According to Freddie on Live At The Rainbow '74, Brian wrote Keep Yourself Alive as a teenager (he specifically said, "young boy," which is amusing because they were all in their early-mid twenties at the time). It's unusual in that it doesn't have that "shitty poetry" feel that a lot of teenaged writing tends to have on a universal level. When I had just started seriously getting into Queen, my uncle would constantly say that this track is one of the most metal songs he's ever heard. That's kind of weird, as he's very much into all sorts of metal bands that definitely have a consistently heavier sound (Megadeth, and the like). But he would also later introduce me to Simon & Garfunkel and No Doubt. That throw-away line is just to ensure readers that my uncle's tastes in music are hardly strictly light or conservative. Keep Yourself Alive doesn't rank especially high as a heavy track for me, but the guitar riff is probably one of Brian's catchiest and infectious. Also, this song is super fun to sing, and I often turn to the Live Killers version when I really want to pretend I'm on stage rocking out.
I fucking love Doing Alright! The whole sound of it is perfection to me. Brian and Roger would later say that they weren't happy with the drums being on the quieter end, but I think it works especially well on this track (it did not, however, work so well on Innuendo, in my opinion. Who made that decision, and why wasn't it vetoed?!). I find myself torn on this version and the one on At The BBC, even if Roger's voice is out of place (Nice! But out of place).
I think Great King Rat is the first track where Freddie seems to be battling it out with his religious upbringing. I'm not at all an expert in Zoroastrianism, nor any sort of religious scholar, but I do know that Zoroastrianism considers homosexuality "unclean." I firmly believe that Freddie's always known that he was gay (yes, even though he has slept with women. He identified as gay, so let's respect that). And considering queer rights were nowhere near where they are today (still a TON of work to do!), it makes all the sense in the world to me that he didn't always have the "fuck you, I am who I am" attitude he'd adopted later.
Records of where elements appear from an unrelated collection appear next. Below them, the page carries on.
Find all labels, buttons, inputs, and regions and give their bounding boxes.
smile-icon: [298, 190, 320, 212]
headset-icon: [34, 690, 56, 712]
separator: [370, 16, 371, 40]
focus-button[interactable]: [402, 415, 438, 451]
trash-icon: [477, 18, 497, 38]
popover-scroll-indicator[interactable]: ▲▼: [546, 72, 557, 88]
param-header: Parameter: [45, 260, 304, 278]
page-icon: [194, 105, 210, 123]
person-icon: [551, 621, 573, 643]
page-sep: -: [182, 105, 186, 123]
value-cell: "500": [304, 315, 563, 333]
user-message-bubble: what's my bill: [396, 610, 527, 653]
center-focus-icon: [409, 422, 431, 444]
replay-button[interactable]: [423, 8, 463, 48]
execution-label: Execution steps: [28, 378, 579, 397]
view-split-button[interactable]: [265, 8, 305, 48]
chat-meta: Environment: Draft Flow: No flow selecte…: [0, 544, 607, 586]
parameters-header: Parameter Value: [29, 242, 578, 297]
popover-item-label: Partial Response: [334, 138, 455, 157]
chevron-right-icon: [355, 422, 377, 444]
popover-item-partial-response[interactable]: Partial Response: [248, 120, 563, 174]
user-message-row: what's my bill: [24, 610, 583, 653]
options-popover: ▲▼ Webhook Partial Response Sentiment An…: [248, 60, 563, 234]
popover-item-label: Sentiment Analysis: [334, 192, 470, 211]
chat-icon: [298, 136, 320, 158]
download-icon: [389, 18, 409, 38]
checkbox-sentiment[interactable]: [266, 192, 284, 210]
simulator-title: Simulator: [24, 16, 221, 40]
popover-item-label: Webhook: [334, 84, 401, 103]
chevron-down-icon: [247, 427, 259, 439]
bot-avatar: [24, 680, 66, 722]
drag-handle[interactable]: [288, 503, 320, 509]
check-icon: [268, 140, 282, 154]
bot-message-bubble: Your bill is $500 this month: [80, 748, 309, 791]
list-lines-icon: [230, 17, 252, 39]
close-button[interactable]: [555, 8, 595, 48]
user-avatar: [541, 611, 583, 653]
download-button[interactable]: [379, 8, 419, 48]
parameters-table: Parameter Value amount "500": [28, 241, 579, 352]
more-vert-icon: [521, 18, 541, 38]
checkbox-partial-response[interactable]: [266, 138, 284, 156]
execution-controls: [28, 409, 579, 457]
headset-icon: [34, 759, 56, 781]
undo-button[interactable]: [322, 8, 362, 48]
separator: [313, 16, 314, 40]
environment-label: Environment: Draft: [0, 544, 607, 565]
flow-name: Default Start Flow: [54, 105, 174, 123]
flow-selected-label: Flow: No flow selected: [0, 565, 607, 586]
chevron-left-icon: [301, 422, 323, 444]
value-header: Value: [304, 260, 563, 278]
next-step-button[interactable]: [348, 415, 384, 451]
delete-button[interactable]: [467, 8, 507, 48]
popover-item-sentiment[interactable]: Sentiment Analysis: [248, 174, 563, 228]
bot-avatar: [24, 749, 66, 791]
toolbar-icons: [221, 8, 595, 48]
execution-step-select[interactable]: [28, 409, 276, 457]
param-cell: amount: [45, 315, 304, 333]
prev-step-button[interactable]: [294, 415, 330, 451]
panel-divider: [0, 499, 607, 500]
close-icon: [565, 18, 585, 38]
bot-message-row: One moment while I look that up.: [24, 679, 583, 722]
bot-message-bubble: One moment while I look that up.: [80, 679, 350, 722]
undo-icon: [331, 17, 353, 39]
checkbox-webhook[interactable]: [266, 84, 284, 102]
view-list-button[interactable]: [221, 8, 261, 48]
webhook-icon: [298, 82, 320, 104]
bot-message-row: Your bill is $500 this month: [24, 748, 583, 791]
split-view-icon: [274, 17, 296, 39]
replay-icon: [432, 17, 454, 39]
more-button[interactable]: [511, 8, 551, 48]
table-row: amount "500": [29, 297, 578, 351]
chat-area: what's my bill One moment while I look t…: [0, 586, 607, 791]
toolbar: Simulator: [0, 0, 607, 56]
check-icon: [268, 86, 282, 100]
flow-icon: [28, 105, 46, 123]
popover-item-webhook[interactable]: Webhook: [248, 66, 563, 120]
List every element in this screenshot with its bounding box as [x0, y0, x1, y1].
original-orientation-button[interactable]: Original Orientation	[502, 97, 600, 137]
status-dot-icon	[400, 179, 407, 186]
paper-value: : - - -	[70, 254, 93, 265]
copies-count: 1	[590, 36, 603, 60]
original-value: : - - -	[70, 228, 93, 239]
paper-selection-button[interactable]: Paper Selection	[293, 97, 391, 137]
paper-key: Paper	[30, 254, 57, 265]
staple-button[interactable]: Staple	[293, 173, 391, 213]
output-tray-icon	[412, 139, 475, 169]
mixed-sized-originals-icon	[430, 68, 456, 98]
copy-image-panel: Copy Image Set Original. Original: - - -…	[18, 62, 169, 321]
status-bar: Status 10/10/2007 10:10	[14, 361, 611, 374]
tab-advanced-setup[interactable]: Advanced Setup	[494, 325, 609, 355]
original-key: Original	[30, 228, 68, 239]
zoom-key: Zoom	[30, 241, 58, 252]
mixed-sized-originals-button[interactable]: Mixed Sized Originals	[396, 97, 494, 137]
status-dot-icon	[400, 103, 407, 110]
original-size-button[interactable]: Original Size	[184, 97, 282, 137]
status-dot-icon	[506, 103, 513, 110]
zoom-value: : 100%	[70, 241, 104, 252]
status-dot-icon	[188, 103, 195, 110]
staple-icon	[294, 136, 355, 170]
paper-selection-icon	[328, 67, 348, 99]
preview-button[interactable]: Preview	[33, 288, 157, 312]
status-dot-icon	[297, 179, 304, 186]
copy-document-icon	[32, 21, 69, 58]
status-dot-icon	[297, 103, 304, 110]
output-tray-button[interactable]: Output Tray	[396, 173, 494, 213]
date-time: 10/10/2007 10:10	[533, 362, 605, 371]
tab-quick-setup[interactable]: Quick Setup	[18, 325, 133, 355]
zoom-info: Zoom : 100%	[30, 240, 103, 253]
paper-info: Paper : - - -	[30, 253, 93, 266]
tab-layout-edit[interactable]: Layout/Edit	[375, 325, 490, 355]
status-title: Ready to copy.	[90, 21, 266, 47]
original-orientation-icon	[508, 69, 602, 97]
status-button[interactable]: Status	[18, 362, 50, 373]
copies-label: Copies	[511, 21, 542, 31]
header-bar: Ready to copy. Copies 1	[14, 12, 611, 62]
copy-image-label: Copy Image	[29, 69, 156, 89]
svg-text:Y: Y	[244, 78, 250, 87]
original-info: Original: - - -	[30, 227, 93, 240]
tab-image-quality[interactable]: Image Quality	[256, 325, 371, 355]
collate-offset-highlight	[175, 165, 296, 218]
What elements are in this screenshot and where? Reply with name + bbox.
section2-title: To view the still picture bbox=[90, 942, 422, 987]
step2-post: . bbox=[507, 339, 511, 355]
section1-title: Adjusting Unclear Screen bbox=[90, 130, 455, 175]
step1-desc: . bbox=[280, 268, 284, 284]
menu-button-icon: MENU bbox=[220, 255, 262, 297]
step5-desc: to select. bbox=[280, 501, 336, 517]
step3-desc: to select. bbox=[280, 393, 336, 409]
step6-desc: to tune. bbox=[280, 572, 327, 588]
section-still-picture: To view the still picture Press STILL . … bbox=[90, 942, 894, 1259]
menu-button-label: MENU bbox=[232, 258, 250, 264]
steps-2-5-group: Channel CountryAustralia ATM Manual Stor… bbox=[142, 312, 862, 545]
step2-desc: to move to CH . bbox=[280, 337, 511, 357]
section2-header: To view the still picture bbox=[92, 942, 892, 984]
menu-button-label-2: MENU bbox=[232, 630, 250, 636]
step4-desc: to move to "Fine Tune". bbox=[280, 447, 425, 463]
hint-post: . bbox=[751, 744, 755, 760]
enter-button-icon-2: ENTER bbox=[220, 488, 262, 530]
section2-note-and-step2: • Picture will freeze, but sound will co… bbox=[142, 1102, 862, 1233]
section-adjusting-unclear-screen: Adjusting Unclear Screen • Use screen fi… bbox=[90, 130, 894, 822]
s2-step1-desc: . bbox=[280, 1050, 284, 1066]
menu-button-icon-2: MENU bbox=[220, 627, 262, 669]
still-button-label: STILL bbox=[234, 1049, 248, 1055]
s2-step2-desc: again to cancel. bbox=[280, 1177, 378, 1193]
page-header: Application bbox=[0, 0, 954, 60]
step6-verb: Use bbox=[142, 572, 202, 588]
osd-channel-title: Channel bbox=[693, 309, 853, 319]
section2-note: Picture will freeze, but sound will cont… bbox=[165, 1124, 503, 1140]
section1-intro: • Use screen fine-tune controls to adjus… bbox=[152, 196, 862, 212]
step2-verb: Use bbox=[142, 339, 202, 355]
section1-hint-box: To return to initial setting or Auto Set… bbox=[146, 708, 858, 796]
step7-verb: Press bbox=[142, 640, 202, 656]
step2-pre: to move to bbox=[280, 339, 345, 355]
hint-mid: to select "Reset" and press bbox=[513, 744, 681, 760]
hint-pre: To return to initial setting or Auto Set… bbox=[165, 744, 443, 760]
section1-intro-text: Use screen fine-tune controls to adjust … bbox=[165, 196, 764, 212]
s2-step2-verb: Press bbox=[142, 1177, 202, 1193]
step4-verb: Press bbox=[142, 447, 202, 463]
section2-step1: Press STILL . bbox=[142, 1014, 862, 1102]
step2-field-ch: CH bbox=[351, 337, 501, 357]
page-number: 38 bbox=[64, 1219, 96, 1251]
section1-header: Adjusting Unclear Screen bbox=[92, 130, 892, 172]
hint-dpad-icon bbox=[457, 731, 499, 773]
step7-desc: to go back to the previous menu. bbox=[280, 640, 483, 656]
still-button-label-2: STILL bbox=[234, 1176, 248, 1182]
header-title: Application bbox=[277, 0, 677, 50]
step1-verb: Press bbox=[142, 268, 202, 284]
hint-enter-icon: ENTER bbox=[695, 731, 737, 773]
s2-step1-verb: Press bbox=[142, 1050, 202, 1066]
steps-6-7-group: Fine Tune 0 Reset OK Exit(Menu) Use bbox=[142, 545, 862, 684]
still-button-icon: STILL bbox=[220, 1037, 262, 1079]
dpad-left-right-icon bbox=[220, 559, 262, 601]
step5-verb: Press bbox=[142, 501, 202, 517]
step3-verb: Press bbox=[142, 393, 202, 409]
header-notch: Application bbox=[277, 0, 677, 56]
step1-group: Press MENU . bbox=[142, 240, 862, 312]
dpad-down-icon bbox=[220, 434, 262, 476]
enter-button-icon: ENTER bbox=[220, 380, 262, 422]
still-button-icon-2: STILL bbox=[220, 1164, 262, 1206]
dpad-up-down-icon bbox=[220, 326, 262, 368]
I think the drum sound works on this track as well, and compliment Freddie's vocals (maybe my favorite on this album). This is also one of many great reminders of Freddie's songwriting ability. I didn't love the Biblical references when I first heard it as a kid, but have since come to appreciate them, but I further sincerely appreciate that he was able to move past the messages that he got in his life that said that he was bad for being gay.
The intricate layers in My Fairy King defy words for me. All I can coherently say is that I love this song.
The intro to Liar is one of my favorites of all time! It's a real pity that the drum mix turned out so quiet, because it was clear that this whole song's loud parts are supposed to be LOUD. I love hearing the Rainbow '74 version (Sheer Heart Attack tour) and the audience demanding this, probably assuming that this was Queen's absolute peak of perfection. Oh, how the world would learn...
I love The Night Comes Down, and would really love to seriously ask Brian what it was about, because sometimes not knowing keeps me up at all hours!
Modern Times Rock 'n' Roll is such a great song, and it makes me wish I could track down this one person on the old forums who used to be really pissed about Freddie not singing lead on some of Brian and Roger's songs, and point this track to him. I'm really sorry, but Freddie's voice was not made for this song. I get why he sang it live, but I very much prefer Roger's voice on this.
Like The Night Comes Down, I'd love to pick Brian's brain about Son & Daughter, but this time because I feel like it falls devastatingly short. The riff is catchy, guitar effects are amazing, the lyrics are really fun and raw, and then it feels like it loses its momentum just as the words start to REALLY get interesting! I think John's bass playing really shines here, as well.
My friend Tony (hi, Tony!) really pushed for this review because Jesus is one of his favorite tracks. It makes sense since he's Ordained and all (:-P), but it's not one of my favorites. I don't hate it, but I can't help but wonder how this song would pan out if Queen had been in a good recording contract and had been able to record during reasonable hours at the time? Maybe this was a demo they'd added at the last second as an album filler? Maybe I'm just being a jerk about it?
My favorite thing about the mini sample of Seven Seas Of Rhye is that people at the time probably thought it was an accurate taste of things to come on Queen II, but then IT TURNS OUT QUEEN II IS A BILLION TIMES BETTER THAN ANYONE COULD HAVE ANTICIPATED (but I'm super biased, as that's my favorite album)!